Definition - Zephyr: A gentle breeze. An air current. The Greek God of the West Wind.
I. – Rockwell Maine, 2231...
"Not bad, give him a little more encouragement." Tress said to his apprentices.
At age thirty-nine, the two students were only three years younger than their teacher.
"Come on, Acropolis 178." One of the men said. "Inhale the air, fill it in and expand out."

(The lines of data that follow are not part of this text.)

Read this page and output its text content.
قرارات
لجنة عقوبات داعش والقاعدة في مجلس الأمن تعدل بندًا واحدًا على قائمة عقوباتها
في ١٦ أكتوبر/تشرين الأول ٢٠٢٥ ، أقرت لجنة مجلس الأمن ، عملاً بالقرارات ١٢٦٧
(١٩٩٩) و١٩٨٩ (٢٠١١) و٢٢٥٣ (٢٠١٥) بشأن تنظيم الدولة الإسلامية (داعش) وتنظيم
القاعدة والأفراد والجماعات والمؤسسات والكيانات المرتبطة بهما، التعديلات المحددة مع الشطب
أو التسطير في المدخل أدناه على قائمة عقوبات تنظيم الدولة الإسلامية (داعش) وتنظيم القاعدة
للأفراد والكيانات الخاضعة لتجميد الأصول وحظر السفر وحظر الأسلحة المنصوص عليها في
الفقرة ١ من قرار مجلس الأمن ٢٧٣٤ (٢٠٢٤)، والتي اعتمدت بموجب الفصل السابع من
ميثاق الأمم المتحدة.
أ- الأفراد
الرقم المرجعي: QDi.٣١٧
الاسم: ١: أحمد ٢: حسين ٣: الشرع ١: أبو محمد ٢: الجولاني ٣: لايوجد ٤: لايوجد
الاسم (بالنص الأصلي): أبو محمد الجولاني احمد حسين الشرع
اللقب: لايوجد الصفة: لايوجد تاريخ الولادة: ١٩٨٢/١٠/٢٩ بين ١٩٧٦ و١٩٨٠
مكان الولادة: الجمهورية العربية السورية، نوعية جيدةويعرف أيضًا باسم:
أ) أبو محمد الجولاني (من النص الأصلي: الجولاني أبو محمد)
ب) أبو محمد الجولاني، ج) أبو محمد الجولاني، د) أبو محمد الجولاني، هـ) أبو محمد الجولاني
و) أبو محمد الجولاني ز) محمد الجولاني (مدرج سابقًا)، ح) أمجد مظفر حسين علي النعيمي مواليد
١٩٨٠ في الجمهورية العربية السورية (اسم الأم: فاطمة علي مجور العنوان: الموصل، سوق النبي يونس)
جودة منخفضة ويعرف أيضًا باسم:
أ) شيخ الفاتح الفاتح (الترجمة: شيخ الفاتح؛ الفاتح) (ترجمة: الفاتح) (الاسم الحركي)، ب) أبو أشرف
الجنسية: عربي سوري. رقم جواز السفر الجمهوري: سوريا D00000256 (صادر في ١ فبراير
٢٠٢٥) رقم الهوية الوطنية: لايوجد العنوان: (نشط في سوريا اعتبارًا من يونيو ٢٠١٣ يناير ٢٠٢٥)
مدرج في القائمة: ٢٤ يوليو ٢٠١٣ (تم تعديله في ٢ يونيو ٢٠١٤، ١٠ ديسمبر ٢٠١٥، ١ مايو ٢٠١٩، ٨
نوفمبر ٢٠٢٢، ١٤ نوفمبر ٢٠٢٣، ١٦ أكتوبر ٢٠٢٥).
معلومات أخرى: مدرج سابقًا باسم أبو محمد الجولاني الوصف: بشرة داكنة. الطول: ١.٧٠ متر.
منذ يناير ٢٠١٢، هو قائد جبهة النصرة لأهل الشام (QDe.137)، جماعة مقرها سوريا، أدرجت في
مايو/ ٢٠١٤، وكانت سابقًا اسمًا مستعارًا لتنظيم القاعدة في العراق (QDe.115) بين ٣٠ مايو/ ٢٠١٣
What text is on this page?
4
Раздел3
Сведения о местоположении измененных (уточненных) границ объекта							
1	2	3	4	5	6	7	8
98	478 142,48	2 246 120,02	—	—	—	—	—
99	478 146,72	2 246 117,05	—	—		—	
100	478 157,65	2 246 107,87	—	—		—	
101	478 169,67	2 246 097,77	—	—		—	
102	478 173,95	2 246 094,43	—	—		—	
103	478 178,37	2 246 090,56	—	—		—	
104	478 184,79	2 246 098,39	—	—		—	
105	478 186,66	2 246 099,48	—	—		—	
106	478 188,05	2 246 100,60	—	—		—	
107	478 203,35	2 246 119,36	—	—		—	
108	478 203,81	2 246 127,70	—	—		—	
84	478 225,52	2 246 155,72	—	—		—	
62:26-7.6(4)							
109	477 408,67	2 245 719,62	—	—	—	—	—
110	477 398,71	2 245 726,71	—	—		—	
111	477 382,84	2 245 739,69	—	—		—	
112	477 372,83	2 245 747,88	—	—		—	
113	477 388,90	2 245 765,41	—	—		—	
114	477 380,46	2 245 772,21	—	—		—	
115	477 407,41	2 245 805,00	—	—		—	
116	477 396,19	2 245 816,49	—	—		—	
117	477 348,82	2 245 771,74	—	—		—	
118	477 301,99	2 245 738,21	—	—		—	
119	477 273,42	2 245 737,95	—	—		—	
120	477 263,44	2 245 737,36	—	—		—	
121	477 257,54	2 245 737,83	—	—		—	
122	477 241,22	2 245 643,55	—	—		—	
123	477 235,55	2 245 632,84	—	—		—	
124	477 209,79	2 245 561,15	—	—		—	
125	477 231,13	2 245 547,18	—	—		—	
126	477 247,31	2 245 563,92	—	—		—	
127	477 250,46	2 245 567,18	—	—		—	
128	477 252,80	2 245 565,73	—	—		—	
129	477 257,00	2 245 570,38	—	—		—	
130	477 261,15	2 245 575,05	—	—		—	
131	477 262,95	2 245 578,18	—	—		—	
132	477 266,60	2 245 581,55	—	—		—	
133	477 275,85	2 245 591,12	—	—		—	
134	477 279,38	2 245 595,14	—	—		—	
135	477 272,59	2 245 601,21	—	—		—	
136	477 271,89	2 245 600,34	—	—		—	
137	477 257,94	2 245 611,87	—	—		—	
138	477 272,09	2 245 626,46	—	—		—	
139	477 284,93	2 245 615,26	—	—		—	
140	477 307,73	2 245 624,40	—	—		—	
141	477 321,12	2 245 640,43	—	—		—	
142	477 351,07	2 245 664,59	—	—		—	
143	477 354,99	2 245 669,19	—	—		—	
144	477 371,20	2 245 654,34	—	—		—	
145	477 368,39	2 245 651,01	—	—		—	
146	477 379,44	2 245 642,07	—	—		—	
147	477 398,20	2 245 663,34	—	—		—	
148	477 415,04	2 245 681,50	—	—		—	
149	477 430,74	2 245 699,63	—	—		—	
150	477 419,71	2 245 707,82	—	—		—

The crude but somewhat intelligible machine blinked it's white eyes and tried again. Thick bulbs of rubber once used as plungers filled with air as the four-legged creature tried hard to breathe… to live. Unable to sustain it's life-force, the old headlights fizzled out and the poor robot collapsed to the ground like a weak colt. Tress dropped his green shoulders in defeat. This was what they did in their free time and they never saw much of that anyway.
"I'm sorry, boys."
The man who had encouraged the droid gave a shrug. He was dirty and missing a tooth.
"Do not be," the former antique caretaker smiled at him.
"Yes, we work all day with finding new ways to make air-efficient droids." The taller of the two swaggered up to Acropolis 178 and gave it a nice pat. "It is unfortunate we were demoted to school," his smile revealed five missing teeth. "I miss the beer, experimenting with the antiques to create fun things and finding out how to make human children. Heh, old Garth never did teach us how to make… sex, as he called it. But the nose and ear…"
"What in Upper Zephyron's good name are you three delinquents doing!.?"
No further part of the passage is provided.